In August 2018, I wrote about the challenges of moving from AWS to Heroku. A new challenge has presented itself on the same website since then: a large number of request timeouts at unpredictable times during the day.
For the last few months, we've regularly had days where the Heroku metrics would look like this:
What we can see here is that lots of requests take between 8 and 30 seconds, with 30 seconds being the maximum request timeout for Heroku.
These timeouts appeared completely unpredictably. Rebooting the database server and application servers would fix the issue for a few days, before the same things happened again. And again. And again.
Our first thought was that some requests were very slow and were probably clogging up the database server, until eventually, it would be overloaded. So we started looking at which requests initiated the timeouts, first with the good old
heroku logs command from the Heroku CLI.
But that wasn't it. And PHP logs didn't reveal anything useful either. So we looked at our database metrics in the AWS RDS dashboard.
We didn't necessarily know what to look for in database metrics because we hadn't had any database performance issues up until then.

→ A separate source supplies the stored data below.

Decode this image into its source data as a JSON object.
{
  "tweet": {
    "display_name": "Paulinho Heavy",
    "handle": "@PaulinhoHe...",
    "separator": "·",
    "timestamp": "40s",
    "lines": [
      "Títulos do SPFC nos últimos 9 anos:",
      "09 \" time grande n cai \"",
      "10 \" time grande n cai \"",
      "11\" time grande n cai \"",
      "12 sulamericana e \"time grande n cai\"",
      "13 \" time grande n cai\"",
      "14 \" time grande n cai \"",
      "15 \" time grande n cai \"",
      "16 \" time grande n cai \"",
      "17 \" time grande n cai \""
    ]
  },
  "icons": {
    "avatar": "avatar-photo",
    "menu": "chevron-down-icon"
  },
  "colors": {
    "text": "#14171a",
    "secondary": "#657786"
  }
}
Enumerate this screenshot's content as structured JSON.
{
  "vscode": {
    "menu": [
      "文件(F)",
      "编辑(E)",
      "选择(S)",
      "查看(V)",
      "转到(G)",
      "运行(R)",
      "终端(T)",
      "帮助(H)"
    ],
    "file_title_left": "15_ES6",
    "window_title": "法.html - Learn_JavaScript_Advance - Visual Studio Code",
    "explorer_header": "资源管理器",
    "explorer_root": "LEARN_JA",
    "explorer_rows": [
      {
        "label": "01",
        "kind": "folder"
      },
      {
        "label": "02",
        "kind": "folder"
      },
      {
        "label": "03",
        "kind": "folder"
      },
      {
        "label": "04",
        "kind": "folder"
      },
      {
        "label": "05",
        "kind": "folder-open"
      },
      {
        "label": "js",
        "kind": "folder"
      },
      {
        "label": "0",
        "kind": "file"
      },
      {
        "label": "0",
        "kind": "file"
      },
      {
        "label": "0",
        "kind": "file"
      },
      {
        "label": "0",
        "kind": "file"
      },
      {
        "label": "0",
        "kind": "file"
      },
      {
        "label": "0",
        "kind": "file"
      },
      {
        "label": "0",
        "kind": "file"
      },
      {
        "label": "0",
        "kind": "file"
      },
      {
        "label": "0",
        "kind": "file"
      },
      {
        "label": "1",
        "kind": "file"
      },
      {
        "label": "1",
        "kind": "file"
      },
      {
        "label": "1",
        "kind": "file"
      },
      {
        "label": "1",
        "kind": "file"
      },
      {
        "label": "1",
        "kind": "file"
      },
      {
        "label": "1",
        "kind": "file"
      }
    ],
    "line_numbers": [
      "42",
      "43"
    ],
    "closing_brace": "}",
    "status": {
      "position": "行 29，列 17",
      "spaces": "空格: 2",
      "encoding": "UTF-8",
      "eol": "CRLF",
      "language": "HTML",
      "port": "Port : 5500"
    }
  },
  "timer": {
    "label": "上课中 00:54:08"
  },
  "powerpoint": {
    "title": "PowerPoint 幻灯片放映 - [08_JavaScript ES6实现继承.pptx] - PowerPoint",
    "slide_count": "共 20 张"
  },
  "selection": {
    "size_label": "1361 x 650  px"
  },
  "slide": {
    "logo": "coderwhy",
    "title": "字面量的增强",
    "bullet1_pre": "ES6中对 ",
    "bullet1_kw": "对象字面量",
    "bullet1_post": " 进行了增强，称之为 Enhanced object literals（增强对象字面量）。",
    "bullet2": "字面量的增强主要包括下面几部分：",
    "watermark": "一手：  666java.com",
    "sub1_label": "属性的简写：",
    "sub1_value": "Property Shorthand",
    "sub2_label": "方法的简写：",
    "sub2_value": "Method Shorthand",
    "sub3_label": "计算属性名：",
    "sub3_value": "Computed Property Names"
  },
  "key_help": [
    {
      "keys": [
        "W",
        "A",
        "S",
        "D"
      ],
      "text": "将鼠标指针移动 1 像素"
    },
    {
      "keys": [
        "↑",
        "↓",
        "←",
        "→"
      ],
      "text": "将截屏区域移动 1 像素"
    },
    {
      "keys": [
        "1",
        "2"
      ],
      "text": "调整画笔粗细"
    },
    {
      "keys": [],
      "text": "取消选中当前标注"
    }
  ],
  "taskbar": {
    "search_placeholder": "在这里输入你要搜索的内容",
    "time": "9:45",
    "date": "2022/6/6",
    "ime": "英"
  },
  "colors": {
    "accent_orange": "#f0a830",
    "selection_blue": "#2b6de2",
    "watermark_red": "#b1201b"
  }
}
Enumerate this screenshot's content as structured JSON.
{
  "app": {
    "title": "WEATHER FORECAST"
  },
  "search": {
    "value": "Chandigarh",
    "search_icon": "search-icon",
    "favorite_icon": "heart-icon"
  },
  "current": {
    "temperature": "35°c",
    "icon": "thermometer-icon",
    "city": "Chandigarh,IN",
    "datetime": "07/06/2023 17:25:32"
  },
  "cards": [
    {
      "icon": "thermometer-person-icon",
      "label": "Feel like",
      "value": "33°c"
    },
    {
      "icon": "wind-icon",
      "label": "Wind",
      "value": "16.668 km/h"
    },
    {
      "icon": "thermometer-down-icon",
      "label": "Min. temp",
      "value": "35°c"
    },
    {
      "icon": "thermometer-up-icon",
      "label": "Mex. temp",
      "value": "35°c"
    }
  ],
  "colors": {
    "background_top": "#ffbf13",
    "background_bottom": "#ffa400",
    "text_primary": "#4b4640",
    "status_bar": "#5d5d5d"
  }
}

What we could see for sure was that when the website crashed, the number of simultaneous database connections was very high. And read IOPS were also very high.
Read IOPS in AWS metrics
Queue depth in AWS metrics
We didn't know why, though. And we didn't know where else to look to get better insights. After talking with some developers outside the company, we realized we needed more logs. So here comes ELK.
We setup an ELK (Elastic Search, Logstash, Kibana) and sent it all the logs we could possibly get (Heroku, Nginx, PHP, MariaDB, etc).
We made sure to import Heroku server metrics through Heroku Labs. The useful features in our case were
runtime-heroku-metrics, which would give us access to CPU and RAM usage metrics.
ELK is great in that it allows us to search for something in all logs at once, without having to be too specific about what we're looking for. Heroku timeouts can be searched with the
type:heroku AND at:error query:
Once we got ELK setup, we waited until the timeouts reappeared, hoping we would finally figure out what was going on.
But when the timeouts reappeared, we didn't still were unable to figure out what their root cause was. The logs confirmed that SQL requests were taking a long time to complete, but didn't tell us why the requests were suddenly slow.
However, these new logs helped to rule out what the problem was not:
- metrics from Heroku Labs features confirmed that there was no application server overload,
- through custom data parsing and graphs in ELK, we could see that our background jobs were not the issue either, as there was nothing odd going on in times of high request timeout rate,
- there was no significant increase in traffic during high request timeout rate, which indicated we were not getting spammed by malicious 3rd parties.
Given all that, it was time to dig deeper into the database server configuration and metrics.
Diving back into the MariaDB documentation and the AWS configuration, we noticed that some of the default timeouts of MariaDB were not suitable to use with Heroku's 30 second timeout.
For instance, the
max_statement_time configuration value was set to use the "engine default". MariaDB disables
max_statement_time by default. So we set it to 25 seconds, which is more than enough.
We cycled through some other settings and ended up with this updated configuration:
Default MariaDB configuration (left) and updated configuration (right)
While the updated configuration gave us clearer error messages in logs, the instability was still very much present, so we had a closer look at the AWS RDS manuals and we stumbled onto the AWS RDS best practices:
An Amazon RDS performance best practice is to allocate enough RAM so that your working set resides almost completely in memory. To tell if your working set is almost all in memory, check the ReadIOPS metric (using Amazon CloudWatch) while the DB instance is under load. The value of ReadIOPS should be small and stable.
We had a look at the metrics again and saw this:
Swap in AWS metrics In addition, as seen above, we had very unstable read IOPS. Now things started to light up. The problem suddenly seemed simple: our database server was not powerful enough, it didn't have enough RAM.
So we upgraded the AWS RDS instances.
That was it:
- IOPS are low and stable,
- SWAP is 0Mb and stable,
- random crashes with high SQL times are gone.
Everything seems so obvious after the fact. We could have just upgraded the server from the start. Adding more servers is a commonly used solution after all. But then again, it's not always scalable to "just add more hardware". More importantly, it doesn't fix the underlying issue in all cases.
In this case it does though. Going through the process of trying to understand what the problem was before adding the hardware means we understand IOPS and SWAP metrics. We now monitor them proactively.